There was one where a woman’s husband moved out of her place—she was an elementary school principal, and her husband moved out of their home and moved into his mother’s house. And she said, “I feel like we’re on the Titanic and he’s in a boat, but I’m alone drowning in steerage. Like that whole old couple in bed, LOL. Oh well, got to get back to work tomorrow.” It’s so real, you know? I loved imagining different people all over the globe complaining about things that in the grand scheme aren’t as big of a deal as people getting ill and global shortages of supplies, but on a personal level, major issues that are affecting your relationship and your life.

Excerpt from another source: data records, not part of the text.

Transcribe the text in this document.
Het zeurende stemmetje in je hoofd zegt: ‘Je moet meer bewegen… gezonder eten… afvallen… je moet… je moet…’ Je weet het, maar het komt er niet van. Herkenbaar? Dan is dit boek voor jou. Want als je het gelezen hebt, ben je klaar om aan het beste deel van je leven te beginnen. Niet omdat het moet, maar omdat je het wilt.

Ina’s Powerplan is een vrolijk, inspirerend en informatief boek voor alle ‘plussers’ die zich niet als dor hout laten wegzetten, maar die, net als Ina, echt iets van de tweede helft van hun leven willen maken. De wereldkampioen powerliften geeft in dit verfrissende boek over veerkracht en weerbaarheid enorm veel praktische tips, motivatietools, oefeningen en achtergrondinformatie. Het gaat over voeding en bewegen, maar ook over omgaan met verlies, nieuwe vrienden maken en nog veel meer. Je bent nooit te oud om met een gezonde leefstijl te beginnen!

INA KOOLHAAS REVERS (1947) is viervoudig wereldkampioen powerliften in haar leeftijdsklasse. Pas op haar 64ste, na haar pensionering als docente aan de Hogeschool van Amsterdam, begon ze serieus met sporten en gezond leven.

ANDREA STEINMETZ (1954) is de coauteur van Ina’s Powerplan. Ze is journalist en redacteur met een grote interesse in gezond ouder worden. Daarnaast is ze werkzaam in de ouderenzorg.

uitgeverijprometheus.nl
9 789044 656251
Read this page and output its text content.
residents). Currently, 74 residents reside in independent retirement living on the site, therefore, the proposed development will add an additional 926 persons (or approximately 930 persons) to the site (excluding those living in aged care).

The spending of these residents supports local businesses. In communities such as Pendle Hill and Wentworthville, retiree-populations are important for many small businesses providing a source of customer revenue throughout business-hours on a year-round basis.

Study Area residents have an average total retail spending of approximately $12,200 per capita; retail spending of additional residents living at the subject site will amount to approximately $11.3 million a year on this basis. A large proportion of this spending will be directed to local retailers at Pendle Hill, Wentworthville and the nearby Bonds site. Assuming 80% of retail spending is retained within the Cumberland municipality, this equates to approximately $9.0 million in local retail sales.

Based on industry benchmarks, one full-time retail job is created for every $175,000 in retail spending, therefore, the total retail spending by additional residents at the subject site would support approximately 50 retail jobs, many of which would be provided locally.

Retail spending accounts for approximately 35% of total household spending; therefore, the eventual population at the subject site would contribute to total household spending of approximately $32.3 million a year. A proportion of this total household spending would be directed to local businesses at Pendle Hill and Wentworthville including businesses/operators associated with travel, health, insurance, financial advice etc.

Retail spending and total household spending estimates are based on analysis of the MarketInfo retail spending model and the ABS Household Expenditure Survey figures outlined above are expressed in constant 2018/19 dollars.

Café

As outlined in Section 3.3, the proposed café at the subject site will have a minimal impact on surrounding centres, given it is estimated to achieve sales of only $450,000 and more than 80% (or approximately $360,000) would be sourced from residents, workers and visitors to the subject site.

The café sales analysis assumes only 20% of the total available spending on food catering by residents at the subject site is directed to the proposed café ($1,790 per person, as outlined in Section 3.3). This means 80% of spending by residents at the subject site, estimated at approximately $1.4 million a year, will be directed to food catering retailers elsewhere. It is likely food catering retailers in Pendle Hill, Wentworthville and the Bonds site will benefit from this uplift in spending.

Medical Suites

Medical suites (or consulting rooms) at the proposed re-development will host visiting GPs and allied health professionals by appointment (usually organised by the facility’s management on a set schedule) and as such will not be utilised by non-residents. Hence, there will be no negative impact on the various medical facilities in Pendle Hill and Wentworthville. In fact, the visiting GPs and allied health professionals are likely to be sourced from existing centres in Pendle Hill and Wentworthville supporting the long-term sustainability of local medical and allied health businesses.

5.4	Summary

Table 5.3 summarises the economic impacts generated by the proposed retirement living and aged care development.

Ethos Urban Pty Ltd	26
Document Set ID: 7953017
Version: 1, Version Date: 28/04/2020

What do you think you’ve learned about what makes for a good type of story in this vein? What are the ingredients?

I think you could go one of two ways. Something so out of this world and crazy that people just compulsively need to keep reading to find out what happens next, or I think something so minimal and relatable, like not enjoying your mother-in-law, being stuck with your partner’s family because you were taking a trip and then now you can’t leave. The fight over the limes. I think specifics are good instead of just saying, “My boyfriend was rude to me at breakfast.” Who gives a shit? I think you need to really lay out all the cards on the table in your story for it to be successful. And also I think that people’s voices are really shining through. The more drama the better.

Are you going to keep taking submissions? Are people still sending stories?

I’m getting still a few trickling into my email, but now there’s a submission tab on the website I made. This is a funny time, because I obviously have nothing but time. Maybe once a day at the end of the day I’ll go through it, and then add some of the submitted stories to the site. And I’m still taking donations, even though the site is now accessible and free. I feel like this is hardly saving the world, but it is really cool that people were able to come together for the sake of gossip and drama.